For #2, are you saying the administration doesn’t hold the purse strings?
Why the resistance to the top-down approach?
Nobody resists if it means more resources; and faster procurement of resources.
Instead it seems researchers are forced to navigate politics and raise funding.
Or do you mean that each department has its own IT department and it’s resisting consolidation?
For #3: It’s not about resources but about how “impact factor” is measured, and whether it’s useful a useful metric.
Often, for example little attention is given to confirmation of a suspected dead-end. That still requires in-depth knowledge of the subject, is still research, and advances knowledge.
For #2, yes - the administration doesn't hold the purse strings. Each PI gets their own grants, and thus can control how much of the money is spent, barring overhead.
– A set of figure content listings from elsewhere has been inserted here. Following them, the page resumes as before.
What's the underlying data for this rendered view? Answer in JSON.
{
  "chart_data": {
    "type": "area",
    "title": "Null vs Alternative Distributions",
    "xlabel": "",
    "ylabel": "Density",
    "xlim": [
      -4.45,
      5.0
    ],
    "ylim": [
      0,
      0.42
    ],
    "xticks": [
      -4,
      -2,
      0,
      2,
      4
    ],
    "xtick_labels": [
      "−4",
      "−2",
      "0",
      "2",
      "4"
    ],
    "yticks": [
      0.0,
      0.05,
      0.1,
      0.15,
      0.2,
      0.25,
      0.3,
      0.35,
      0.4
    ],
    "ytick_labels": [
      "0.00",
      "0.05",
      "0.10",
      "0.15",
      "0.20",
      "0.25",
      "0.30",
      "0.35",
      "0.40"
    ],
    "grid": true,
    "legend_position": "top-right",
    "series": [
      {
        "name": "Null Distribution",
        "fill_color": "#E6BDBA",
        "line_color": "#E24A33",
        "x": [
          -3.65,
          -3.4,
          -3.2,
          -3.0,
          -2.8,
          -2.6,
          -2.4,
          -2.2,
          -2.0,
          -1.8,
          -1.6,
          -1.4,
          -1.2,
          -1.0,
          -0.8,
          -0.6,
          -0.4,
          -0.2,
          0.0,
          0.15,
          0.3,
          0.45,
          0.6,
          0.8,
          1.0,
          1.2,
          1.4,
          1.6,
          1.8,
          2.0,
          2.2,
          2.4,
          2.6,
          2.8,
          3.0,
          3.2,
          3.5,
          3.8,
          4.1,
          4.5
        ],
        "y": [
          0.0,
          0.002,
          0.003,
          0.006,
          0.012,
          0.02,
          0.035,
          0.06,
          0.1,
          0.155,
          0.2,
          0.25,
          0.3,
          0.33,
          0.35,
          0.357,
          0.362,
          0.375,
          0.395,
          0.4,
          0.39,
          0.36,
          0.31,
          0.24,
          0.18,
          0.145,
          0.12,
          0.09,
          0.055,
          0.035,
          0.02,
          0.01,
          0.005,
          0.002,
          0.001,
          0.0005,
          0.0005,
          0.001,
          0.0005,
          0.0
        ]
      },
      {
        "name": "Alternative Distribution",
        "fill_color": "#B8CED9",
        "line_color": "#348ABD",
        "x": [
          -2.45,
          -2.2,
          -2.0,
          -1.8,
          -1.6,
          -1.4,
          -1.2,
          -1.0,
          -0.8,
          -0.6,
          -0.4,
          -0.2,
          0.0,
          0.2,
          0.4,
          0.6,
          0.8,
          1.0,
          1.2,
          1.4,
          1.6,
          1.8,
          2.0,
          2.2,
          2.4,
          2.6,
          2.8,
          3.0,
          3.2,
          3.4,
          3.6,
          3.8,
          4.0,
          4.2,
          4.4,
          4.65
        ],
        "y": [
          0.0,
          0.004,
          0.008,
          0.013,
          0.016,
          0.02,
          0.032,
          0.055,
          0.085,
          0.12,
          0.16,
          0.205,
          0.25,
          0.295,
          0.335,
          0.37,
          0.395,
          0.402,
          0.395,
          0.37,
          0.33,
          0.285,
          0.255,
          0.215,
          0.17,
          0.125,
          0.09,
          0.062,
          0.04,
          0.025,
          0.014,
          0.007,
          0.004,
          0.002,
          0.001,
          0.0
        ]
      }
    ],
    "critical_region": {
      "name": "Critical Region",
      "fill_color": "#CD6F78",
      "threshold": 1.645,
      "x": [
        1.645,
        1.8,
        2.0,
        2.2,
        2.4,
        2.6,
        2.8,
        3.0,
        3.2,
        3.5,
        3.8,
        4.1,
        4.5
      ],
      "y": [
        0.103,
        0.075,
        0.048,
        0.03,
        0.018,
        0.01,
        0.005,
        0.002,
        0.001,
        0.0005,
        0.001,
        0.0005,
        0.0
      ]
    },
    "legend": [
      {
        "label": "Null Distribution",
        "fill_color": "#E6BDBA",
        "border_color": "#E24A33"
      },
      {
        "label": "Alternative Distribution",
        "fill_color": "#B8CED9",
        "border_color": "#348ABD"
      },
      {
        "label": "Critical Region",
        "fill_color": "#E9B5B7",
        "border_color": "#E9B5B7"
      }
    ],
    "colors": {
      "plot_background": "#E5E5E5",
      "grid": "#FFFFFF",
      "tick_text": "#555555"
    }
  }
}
I had to make a value proposition for the PIs to explain to them why they couldn't afford NOT to modernize their data storage. Unfortunately, it's cheaper to go to Staples and buy a USB drive than it is to pay for properly archived storage.
The resistance to the top down approach was, to me, misunderstanding the risks of storing their data outside of a safe place, and a fear of losing control of their data.
The last institute I worked at was focused on basic biomedical research - dead ends were what we chased all day!
It’s not a problem. You just have a narrow view of what you think our higher ed institutions should be.